I encourage anyone to try their hand at making pens this way -- but try to do it with a minimum of investment, using off-the-shelf tools where possible until you've decided whether it's something you want to pursue. I think a tap for a specific nib unit costs below $40 (JoWo #6 is probably the most popular nib unit, with Bock #6 a close second -- the smaller size #5 are not as popular for some reason). A tap and die for the cap/barrel -- such as M12 x 0.75 -- and a tap and die for the section/barrel -- such as M9 x 0.75 -- can be bought from Victor for less than $10 each piece. I bought a set of 115 drill bits (letter sizes, number sizes, and fractional) for about $60 just so I had all of them in one box. Die holder is very useful for keeping the die square to the workpiece when cutting threads, for taps I use my tailstock drill chuck.

Hope this helps.

Reactions: Informative 1


----------



## Karl_99 (May 25, 2019)

Thanks for posting this tutorial! This is very helpful. I have been gathering the taps and dies through several group buys. Kitless pens are on my pen making journey. I am currently at a fork in the road and either start casting or kitless. Decisions, decisions!

Reactions: Like 2


----------



## Karl_TN (May 25, 2019)

Thanks Duncan. The extra information is very helpful.

Reactions: Like 1


----------



## duncsuss (May 25, 2019)

Karl_99 said:


> Thanks for posting this tutorial! This is very helpful. I have been gathering the taps and dies through several group buys. Kitless pens are on my pen making journey. I am currently at a fork in the road and either start casting or kitless. Decisions, decisions!

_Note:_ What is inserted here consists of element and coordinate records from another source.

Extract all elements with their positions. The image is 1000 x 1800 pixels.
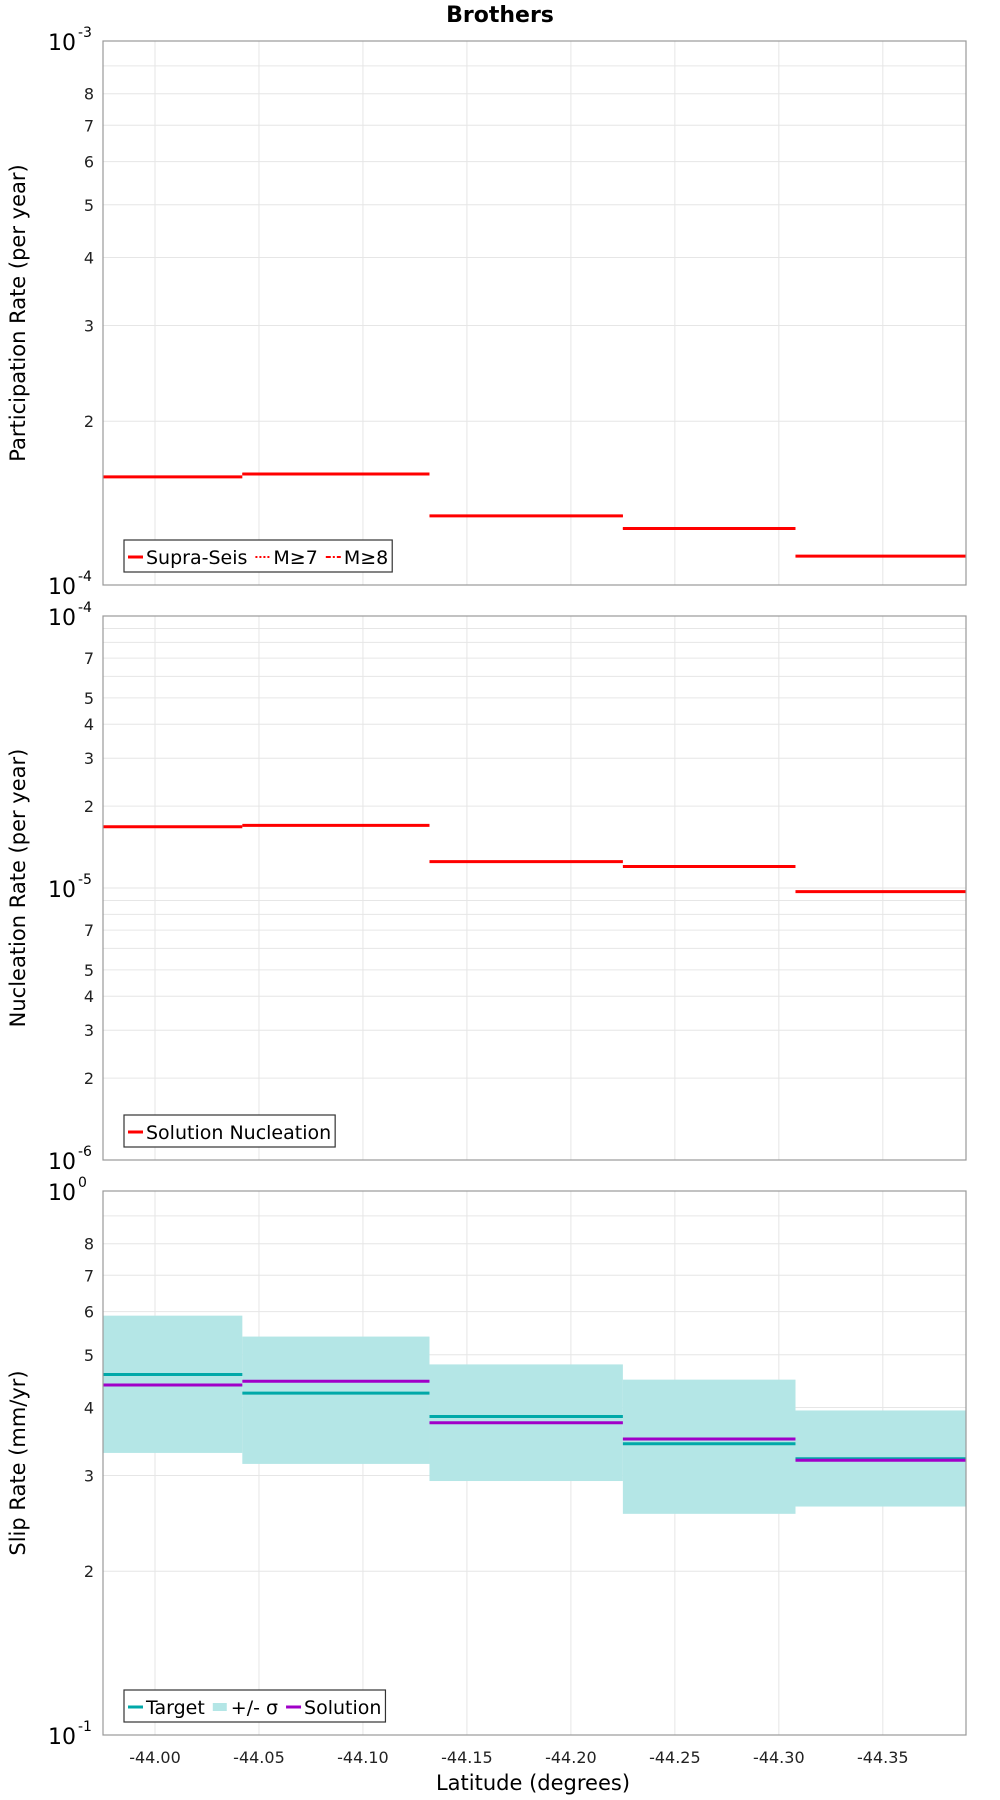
y-axis-label: Participation Rate (per year) [6,164,30,461]
x-tick-label: -44.20 [545,1748,597,1767]
x-tick-label: -44.25 [649,1748,701,1767]
y-tick-label: 7 [84,921,94,940]
x-tick-label: -44.30 [753,1748,805,1767]
y-tick-label: 5 [84,196,94,215]
plot-frame [102,615,967,1161]
legend-entry: Target [145,1697,205,1719]
x-tick-label: -44.05 [233,1748,285,1767]
x-axis-label: Latitude (degrees) [436,1771,630,1795]
y-decade-label: 10 [48,606,76,631]
y-tick-label: 8 [84,85,94,104]
y-tick-label: 7 [84,1266,94,1285]
y-tick-label: 7 [84,649,94,668]
legend: Supra-Seis M≥7 M≥8 [123,539,393,573]
chart-title: Brothers [446,3,554,28]
y-tick-label: 3 [84,749,94,768]
x-tick-label: -44.00 [129,1748,181,1767]
y-decade-label: 10 [48,1725,76,1750]
legend-entry: Supra-Seis [146,547,247,569]
y-tick-label: 2 [84,797,94,816]
y-decade-label: 10 [48,878,76,903]
y-tick-label: 2 [84,1069,94,1088]
legend: Target +/- σ Solution [123,1689,387,1723]
legend-entry: Solution [304,1697,381,1719]
y-decade-label: 10 [48,1150,76,1175]
y-decade-exponent: 0 [78,1175,87,1191]
y-tick-label: 4 [84,1398,94,1417]
y-decade-label: 10 [48,575,76,600]
y-tick-label: 4 [84,715,94,734]
legend: Solution Nucleation [123,1114,336,1148]
legend-entry: M≥8 [344,547,388,569]
legend-entry: +/- σ [231,1697,278,1719]
y-tick-label: 5 [84,961,94,980]
y-tick-label: 3 [84,1466,94,1485]
y-tick-label: 7 [84,116,94,135]
x-tick-label: -44.35 [857,1748,909,1767]
y-decade-exponent: -4 [78,600,92,616]
plot-frame [102,40,967,586]
sigma-band [242,1336,430,1464]
y-decade-label: 10 [48,31,76,56]
y-tick-label: 4 [84,248,94,267]
legend-swatch [212,1703,227,1711]
y-tick-label: 5 [84,1346,94,1365]
y-tick-label: 5 [84,689,94,708]
sigma-band [622,1379,796,1514]
y-tick-label: 8 [84,1235,94,1254]
legend-box [123,1689,387,1723]
y-tick-label: 3 [84,1021,94,1040]
y-tick-label: 6 [84,153,94,172]
y-tick-label: 2 [84,412,94,431]
y-decade-exponent: -3 [78,25,92,41]
y-axis-label: Nucleation Rate (per year) [6,749,30,1028]
y-tick-label: 4 [84,987,94,1006]
y-decade-exponent: -1 [78,1719,92,1735]
y-decade-exponent: -4 [78,569,92,585]
y-tick-label: 2 [84,1562,94,1581]
y-axis-label: Slip Rate (mm/yr) [6,1370,30,1555]
y-decade-label: 10 [48,1181,76,1206]
legend-entry: Solution Nucleation [146,1122,331,1144]
y-tick-label: 3 [84,316,94,335]
y-decade-exponent: -6 [78,1144,92,1160]
plot-frame [102,1190,967,1736]
y-decade-exponent: -5 [78,872,92,888]
legend-box [123,539,393,573]
x-tick-label: -44.10 [337,1748,389,1767]
legend-entry: M≥7 [273,547,317,569]
y-tick-label: 6 [84,1303,94,1322]
legend-box [123,1114,336,1148]
x-tick-label: -44.15 [441,1748,493,1767]
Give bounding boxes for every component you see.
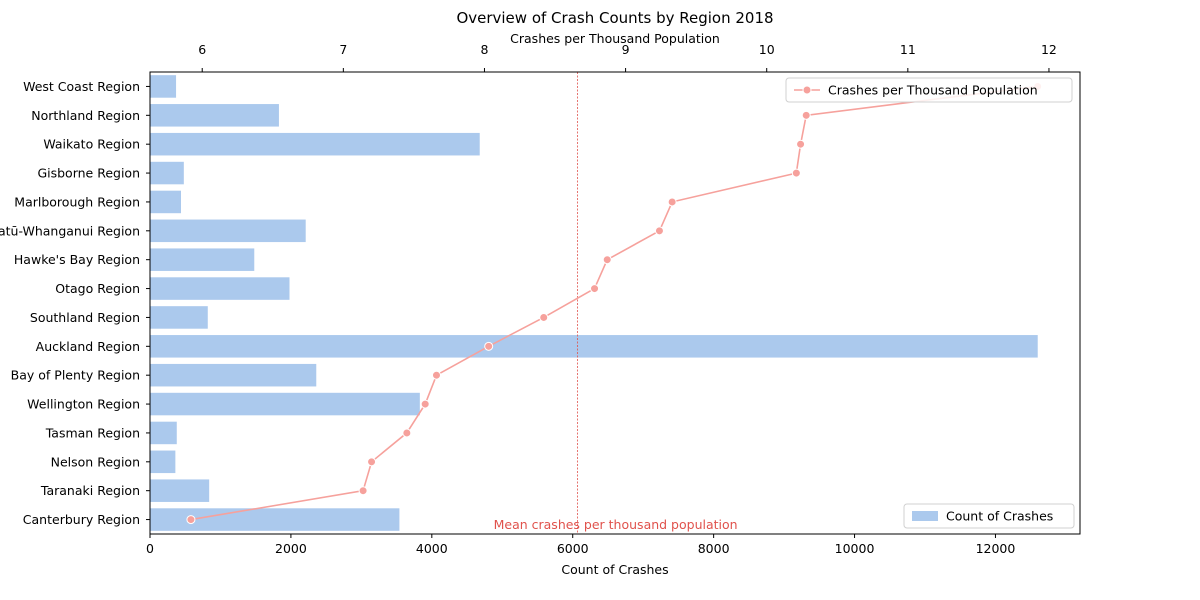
reference-line-group: Mean crashes per thousand population bbox=[494, 72, 738, 534]
bar bbox=[150, 277, 290, 300]
legend-box bbox=[785, 77, 1073, 103]
x2-tick-label: 8 bbox=[480, 42, 488, 57]
line-point bbox=[186, 515, 196, 525]
bar bbox=[150, 132, 480, 156]
bar bbox=[150, 75, 177, 98]
x2-tick-label: 11 bbox=[900, 42, 916, 57]
y-axis: West Coast Region Northland Region Waikato… bbox=[0, 79, 150, 527]
y-tick-label: Bay of Plenty Region bbox=[11, 368, 140, 383]
line-point bbox=[484, 341, 494, 351]
y-tick-label: Nelson Region bbox=[51, 454, 140, 469]
line-point bbox=[367, 457, 377, 467]
line-point bbox=[358, 486, 368, 496]
y-tick-label: Manawatū-Whanganui Region bbox=[0, 223, 140, 238]
line-point bbox=[590, 284, 600, 294]
bar bbox=[150, 450, 176, 474]
x-axis-top: 6 7 8 9 10 11 12 bbox=[198, 42, 1057, 72]
line-point bbox=[402, 428, 412, 438]
y-tick-label: Auckland Region bbox=[36, 339, 140, 354]
y-tick-label: Wellington Region bbox=[27, 397, 140, 412]
line-point bbox=[654, 226, 664, 236]
line-point bbox=[801, 110, 811, 120]
legend-line-series: Crashes per Thousand Population bbox=[785, 77, 1073, 103]
x-axis-bottom: 0 2000 4000 6000 8000 10000 12000 bbox=[146, 534, 1015, 556]
legend-label: Count of Crashes bbox=[946, 509, 1053, 524]
y-tick-label: Gisborne Region bbox=[37, 166, 140, 181]
line-point bbox=[667, 197, 677, 207]
legend-bar-swatch bbox=[912, 511, 938, 521]
chart-title: Overview of Crash Counts by Region 2018 bbox=[456, 9, 773, 27]
y-tick-label: Hawke's Bay Region bbox=[14, 252, 140, 267]
line-point bbox=[539, 312, 549, 322]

I recommend you just pick one and go with it for a while, then do the other as well. Seems pen buyers like a story, if you can tell them you found a splinter from the handle of Carrie Nation's axe and embedded it in translucent alumilite the color of Jim Beam then made it into this fountain pen ...

Reactions: Agree 1 | Funny 2


----------



## ripjack13 (May 27, 2019)

duncsuss said:


> a splinter from the handle of Carrie Nation's axe


That's too funny. We had a bar here that was named after her. (ironically funny)

Reactions: Like 1


----------